With simultaneous shows at multiple Las Vegas venues, organizers expand beyond apparel offerings.
LOS ANGELES — Perhaps no other city so personifies the adage that bigger is better than Las Vegas. So it’s no surprise that the semiannual apparel trade shows held in Sin City are expanding to include everything from children’s dungarees to end tables.
Indeed, the buzzword surrounding the events scheduled to run Aug. 25-31 is lifestyle.
“We’re incorporating larger lifestyle elements into the show,” said Sam Ben-Avraham, founder of Project Global Tradeshows, New York, which is owned by Advanstar Communications Inc.
Founded in 2003 with a niche focus on premium denim and sportswear and an emphasis on the men’s market, Project has broadened its scope to include women’s labels, accessories and, for the first time in August, children’s brands as well as a special section, dubbed Seed, highlighting 15 up-and-coming designers.
“It’s no longer just about great jeans and T-shirts,” Ben-Avraham said, noting that Project will stage its fourth show in Las Vegas at the Sands Expo & Convention Center. “There’s a larger group of exhibitors who are doing more of a collection — sportswear that’s casual and sophisticated and covers nearly every classification. So, Project grows as our market does. The same holds true for the wild growth in the kids’ market. It’s not enough to be a hip mom or dad. Now, parents crave the same products, quality and luxury for their children.…For us, it’s all about the brands.”
Women’s brands will still constitute 30 percent of the 550 exhibitors expected at Project. Men’s labels will make up half, and accessories vendors and children’s companies each will make up 10 percent. In August 2005, Project counted 450 exhibitors and approximately 11,000 visitors. The 15 designers selected to show at Seed will receive not only a free booth but also the chance to win a design competition judged by Saks Fifth Avenue’s Michael Macko, Bloomingdale’s Kevin Harter, Kitson’s Fraser Ross and Ben-Avraham. The prize is a free booth at Project’s January 2007 show in New York and a $10,000 order from Atrium, a New York specialty shop founded by Ben-Avraham.
The lifestyle approach is not exclusive to Project and the high-end boutiques and specialty shops that it targets. The Off-Price Specialist Show, which offers garments that are overstock and cost about half of the original wholesale prices, plans to run its home and gift show in conjunction with its apparel market, which also will be held at the Sands in August.
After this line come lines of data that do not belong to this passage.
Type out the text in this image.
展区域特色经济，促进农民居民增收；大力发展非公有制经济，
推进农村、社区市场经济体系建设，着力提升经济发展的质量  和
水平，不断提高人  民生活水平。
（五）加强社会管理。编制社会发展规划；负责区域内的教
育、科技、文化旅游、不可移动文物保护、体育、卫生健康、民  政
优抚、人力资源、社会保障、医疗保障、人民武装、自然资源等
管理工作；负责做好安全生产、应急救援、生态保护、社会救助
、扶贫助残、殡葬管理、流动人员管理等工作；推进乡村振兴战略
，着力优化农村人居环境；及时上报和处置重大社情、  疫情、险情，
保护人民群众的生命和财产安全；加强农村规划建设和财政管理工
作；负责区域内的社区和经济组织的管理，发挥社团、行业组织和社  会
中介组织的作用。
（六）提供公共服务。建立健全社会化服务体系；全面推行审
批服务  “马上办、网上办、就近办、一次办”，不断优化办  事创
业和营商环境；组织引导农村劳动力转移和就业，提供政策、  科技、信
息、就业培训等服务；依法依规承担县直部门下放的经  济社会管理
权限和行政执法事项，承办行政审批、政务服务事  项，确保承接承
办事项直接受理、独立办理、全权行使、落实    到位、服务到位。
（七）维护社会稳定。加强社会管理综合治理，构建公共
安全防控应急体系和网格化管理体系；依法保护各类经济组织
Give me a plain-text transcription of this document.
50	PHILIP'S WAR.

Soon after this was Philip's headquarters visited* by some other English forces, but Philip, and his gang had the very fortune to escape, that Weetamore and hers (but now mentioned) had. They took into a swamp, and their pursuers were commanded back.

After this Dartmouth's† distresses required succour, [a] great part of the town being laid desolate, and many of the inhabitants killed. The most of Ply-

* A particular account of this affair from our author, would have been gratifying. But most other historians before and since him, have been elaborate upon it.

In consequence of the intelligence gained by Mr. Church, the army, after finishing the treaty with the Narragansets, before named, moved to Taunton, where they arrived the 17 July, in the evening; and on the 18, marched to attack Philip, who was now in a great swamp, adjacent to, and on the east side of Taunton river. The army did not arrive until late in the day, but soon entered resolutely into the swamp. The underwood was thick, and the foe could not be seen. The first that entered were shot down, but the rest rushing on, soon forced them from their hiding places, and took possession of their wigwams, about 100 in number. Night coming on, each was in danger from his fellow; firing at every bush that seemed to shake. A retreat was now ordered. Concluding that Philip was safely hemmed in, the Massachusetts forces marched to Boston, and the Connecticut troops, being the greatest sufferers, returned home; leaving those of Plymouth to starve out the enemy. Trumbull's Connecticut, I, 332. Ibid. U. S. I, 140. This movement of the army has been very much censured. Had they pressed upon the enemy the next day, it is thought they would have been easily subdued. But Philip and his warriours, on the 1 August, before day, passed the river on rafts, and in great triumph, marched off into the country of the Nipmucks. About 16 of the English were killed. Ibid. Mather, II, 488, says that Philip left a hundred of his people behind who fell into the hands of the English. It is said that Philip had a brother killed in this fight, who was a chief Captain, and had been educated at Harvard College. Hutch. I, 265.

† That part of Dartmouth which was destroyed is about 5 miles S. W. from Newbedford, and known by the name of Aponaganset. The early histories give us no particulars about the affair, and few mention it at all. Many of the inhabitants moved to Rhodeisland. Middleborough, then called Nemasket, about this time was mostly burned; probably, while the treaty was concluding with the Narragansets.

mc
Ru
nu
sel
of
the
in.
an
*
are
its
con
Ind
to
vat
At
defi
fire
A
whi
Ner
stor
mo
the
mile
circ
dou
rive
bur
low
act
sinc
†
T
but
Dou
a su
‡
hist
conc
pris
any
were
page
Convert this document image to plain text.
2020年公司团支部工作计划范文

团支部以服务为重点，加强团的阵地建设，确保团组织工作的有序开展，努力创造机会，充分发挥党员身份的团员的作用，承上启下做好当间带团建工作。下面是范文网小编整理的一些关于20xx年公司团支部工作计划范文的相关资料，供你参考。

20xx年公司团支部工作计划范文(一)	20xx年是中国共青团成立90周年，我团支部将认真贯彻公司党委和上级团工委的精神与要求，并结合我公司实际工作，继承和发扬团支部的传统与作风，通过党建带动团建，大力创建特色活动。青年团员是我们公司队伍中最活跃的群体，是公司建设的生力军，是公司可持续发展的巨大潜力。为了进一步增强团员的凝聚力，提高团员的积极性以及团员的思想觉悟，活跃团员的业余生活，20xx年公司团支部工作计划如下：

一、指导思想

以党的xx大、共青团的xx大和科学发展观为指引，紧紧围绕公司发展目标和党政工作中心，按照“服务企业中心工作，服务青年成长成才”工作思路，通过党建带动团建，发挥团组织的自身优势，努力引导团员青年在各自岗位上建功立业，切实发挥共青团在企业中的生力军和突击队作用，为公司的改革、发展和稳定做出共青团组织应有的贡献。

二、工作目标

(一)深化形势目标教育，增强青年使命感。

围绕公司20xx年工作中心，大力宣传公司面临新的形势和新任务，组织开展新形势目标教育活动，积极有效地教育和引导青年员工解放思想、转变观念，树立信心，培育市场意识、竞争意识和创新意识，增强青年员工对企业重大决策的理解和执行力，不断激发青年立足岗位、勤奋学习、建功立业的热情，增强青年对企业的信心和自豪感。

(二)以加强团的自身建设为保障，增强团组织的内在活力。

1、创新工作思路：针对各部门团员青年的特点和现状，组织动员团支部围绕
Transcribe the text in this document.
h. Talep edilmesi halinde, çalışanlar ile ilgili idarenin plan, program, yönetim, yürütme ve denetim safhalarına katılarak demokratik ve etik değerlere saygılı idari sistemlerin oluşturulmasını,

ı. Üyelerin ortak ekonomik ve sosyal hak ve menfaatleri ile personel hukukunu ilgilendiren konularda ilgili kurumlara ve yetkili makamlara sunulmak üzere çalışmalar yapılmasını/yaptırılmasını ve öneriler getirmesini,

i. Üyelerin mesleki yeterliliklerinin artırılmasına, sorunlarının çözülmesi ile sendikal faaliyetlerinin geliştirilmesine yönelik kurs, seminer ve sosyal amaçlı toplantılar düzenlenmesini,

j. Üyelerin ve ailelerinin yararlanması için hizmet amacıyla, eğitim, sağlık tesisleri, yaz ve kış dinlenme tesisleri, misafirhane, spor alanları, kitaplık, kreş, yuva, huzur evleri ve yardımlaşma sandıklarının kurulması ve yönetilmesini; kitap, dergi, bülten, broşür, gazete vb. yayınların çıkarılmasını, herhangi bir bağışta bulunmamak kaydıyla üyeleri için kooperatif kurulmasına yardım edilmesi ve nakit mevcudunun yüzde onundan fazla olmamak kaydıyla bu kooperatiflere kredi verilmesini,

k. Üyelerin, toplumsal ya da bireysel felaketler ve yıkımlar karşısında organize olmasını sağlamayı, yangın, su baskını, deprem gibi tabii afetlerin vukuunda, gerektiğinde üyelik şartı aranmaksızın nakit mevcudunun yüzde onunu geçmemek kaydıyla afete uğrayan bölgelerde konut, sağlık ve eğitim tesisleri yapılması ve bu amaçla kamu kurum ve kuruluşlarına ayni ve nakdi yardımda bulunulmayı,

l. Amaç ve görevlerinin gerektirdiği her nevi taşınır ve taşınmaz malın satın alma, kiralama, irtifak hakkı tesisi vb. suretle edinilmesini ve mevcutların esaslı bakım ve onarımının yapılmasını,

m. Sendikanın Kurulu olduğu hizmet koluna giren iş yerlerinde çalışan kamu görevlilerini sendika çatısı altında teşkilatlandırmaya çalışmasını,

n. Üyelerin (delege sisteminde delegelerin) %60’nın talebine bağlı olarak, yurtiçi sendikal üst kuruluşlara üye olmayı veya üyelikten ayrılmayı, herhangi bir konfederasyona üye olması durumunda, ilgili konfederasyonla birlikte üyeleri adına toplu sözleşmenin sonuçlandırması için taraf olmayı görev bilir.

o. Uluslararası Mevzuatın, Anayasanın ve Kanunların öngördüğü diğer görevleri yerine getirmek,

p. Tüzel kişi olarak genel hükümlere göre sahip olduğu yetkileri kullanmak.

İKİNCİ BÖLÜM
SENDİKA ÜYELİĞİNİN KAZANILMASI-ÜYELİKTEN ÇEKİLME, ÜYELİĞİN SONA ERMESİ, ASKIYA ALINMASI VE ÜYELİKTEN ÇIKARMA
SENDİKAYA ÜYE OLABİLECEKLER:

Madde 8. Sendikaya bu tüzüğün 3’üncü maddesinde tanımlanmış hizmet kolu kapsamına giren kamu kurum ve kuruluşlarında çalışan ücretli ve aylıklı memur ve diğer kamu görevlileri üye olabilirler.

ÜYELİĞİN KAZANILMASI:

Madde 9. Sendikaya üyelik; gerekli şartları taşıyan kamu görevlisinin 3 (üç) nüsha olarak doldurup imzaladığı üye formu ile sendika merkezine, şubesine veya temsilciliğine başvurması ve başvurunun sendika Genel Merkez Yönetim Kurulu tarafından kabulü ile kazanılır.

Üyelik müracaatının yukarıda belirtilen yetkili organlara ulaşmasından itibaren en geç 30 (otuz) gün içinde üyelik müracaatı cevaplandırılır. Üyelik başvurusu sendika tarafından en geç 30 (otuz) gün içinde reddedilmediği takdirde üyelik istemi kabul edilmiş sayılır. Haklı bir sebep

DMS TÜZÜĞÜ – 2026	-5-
“One-stop shopping can only benefit our exhibitors, who will gain new audiences and outlets for their goods, and, most important, our buyers, who will gain optimum buying efficiency by having both apparel and home and gift under one roof,” said Bill Jage, chief executive officer of Off-Price Specialist Center in Brookfield, Wis. He estimated that about 450 apparel companies, 70 home and gift vendors and 20 jewelry exhibitors will participate in the August show. “Consumers today want to be able to find what they want and need in one location. Retailers are extending their product categories to meet those needs,” he said.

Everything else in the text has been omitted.